Ceux-ci étaient en réalités monumentaux et il aurait juré qu'on pouvait entreposer plus des trois quarts des habitants d'Yggdrasill dans les seuls premiers niveaux. D'ailleurs à en juger par les rues serrées et les maisons agglutinées c'était peut-être le cas.

«Viens, on a un paiement à recevoir, on va te laver la figure avant.»

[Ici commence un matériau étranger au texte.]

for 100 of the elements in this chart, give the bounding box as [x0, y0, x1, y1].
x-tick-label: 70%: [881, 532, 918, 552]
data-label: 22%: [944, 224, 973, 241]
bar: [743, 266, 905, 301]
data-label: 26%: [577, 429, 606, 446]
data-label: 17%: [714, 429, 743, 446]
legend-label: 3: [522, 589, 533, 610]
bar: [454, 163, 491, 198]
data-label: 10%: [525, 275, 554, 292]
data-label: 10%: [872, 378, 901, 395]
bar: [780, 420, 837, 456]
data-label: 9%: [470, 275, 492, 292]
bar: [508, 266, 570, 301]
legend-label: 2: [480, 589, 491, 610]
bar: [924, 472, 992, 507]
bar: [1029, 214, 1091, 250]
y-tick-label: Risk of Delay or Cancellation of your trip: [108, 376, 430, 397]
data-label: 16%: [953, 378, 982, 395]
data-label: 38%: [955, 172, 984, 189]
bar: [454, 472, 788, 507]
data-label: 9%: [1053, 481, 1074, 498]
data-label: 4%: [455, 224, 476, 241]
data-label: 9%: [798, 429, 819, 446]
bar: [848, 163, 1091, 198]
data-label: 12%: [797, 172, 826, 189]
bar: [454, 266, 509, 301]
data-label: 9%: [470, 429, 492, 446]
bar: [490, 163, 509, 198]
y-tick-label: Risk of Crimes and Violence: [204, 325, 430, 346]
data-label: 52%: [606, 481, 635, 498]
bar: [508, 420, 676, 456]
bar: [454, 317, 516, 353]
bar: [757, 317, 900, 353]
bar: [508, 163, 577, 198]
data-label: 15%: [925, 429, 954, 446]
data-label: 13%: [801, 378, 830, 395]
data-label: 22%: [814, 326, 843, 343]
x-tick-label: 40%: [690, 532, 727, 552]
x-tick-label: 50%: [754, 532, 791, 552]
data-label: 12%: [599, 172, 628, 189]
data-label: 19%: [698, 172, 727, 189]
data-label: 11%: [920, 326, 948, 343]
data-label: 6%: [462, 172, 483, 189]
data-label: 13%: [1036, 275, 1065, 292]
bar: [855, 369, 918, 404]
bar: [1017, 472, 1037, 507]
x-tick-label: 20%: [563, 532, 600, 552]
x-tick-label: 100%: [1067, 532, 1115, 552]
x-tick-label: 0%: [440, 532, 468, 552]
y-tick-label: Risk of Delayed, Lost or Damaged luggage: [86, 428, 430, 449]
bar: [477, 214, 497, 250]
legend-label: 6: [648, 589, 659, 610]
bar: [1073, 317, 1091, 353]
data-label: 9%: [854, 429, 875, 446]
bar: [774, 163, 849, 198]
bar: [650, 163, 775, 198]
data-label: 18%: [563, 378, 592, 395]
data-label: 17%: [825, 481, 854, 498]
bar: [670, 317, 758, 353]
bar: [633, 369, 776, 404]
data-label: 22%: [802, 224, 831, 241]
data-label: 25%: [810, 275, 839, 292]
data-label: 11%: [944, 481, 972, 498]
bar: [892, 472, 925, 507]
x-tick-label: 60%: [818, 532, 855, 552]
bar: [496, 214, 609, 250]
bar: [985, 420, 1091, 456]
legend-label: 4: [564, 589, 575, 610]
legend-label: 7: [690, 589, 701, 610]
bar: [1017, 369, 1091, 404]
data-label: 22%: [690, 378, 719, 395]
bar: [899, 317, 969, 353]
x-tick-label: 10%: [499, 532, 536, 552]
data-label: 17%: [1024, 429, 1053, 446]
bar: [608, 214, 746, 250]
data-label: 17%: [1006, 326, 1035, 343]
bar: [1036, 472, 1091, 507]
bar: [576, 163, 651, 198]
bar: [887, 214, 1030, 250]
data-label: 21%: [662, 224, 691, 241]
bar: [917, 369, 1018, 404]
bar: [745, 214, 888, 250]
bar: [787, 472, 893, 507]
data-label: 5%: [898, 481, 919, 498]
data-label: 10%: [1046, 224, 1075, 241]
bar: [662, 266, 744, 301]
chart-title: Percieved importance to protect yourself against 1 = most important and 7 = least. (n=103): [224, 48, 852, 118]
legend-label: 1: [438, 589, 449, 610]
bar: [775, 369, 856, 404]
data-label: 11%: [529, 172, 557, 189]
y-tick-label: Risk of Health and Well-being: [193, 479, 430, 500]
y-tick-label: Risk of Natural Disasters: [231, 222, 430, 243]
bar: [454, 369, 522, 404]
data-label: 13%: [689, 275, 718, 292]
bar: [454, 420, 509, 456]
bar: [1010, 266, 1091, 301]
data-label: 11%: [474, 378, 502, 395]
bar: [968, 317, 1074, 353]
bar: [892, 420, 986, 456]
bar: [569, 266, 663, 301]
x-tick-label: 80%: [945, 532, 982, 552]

Pressant, l'ours tira la récente jeune femme de ses pensées. La face toujours maculée de sang séché, elle acquiesça en rengainant sa dague. Finalement, l'autre était peut-être digne de confiance. Son attention se porta alors derrière elle, sur le tronc et l'ouverture à moitié cachée d'où ils étaient sortis. Ils revenaient de loin et se remettaient déjà en route. Les racines s'étendaient partout en dessous d'eux, s'entrelaçant parfois et plongeant jusque dans le vide astral. Au-dessus de leur tête, les étages étaient creusés à même l'écorce. Le cinquième niveau était le dernier reposant encore sur la base de l'arbre...
L'esprit prisonnier serra les dents en songeant qu'il en restait toujours quatre à traverser. Il espérait beaucoup de sa rencontre avec le noble. Mais si l'épreuve s'avérait impitoyable, sa vengeance le serait tout autant.

Loin de leurs regards, courant à travers les dédales sinueux du troisième palier, Ratatosk poursuivait sa fourberie. Malicieusement, l'écureuil se jouait de la comédie humaine, empirant le Karma de ses victimes. Et si l'on avait pu porter l'oeil assez haut, l'on aurait juré apercevoir un aigle guetter.